The function $f(x) = 2e^x + 3x^2 - 2x + 5$ is naturally thought of as a sum of two functions $f_1(x) = 2 e^x$ and $f_2(x) = 3x^2 - 2x + 5$. If we look at $f_1$ and $f_2$ separately, we see that they fail to be surjective "for the same reason": there exist real numbers $M_1$ and $M_2$ such that $f_1(x) \geq M_1$ for all $x$ and $f_2(x) \geq M_2$ for all $x$.
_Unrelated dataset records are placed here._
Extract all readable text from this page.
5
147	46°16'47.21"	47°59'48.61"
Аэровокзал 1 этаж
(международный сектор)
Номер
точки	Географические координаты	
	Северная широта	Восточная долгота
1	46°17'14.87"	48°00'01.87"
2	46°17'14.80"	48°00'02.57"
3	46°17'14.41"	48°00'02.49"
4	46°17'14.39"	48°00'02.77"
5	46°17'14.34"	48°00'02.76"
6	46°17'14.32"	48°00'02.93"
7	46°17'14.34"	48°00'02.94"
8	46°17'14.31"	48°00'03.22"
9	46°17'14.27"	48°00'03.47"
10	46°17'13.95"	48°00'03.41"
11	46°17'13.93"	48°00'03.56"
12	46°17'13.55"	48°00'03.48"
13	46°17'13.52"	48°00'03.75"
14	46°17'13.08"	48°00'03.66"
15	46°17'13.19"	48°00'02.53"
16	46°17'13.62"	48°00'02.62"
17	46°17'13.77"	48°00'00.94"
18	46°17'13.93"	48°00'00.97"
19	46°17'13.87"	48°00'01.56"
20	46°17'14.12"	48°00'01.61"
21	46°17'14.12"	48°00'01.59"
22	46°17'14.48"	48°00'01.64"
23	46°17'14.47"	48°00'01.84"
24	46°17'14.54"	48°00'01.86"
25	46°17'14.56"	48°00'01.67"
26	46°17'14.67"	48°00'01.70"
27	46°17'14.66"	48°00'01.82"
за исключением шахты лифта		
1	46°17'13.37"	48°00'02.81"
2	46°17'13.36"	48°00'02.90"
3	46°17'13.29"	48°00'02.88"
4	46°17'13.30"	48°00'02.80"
In the case of $f_1$, it is clear that we may take $M_1 = 0$. In the case of $f_2$, this is a well-known property of quadratic functions with positive leading coefficient, which we could prove by completing the square. But we could also prove it in other ways: e.g. $f_2$ is a differentiable function with a unique critical point, which is a minimum: f_2'(x) = 6x - 2, so the critical point is at $x_0 = \frac{1}{3}$ and it has f_2'(x) < 0 for $x < x_0$ and f_2'(x) > 0 for $x > x_0$. Therefore it has a global minimum at $x_0$. Or, following the idea of the OP (which is a good idea), $f_2$ is a continuous function approaching $\infty$ as $x \rightarrow \pm \infty$, so it must have a global minimum.
Finally, of course, if $f(x) = f_1(x)$ is such that $f_1(x) \geq M_1$ for all $x$ and $f_2(x) \geq M_2$ for all $x$, then $f(x) \geq M_1 + M_2$ for all $x$, so $f$ is not surjective.
The preceding considerations are clearly applicable to other functions as well. The text solution, which consists of pure algebraic manipulation, lacks a clear moral and as such seems in danger of being quickly forgotten.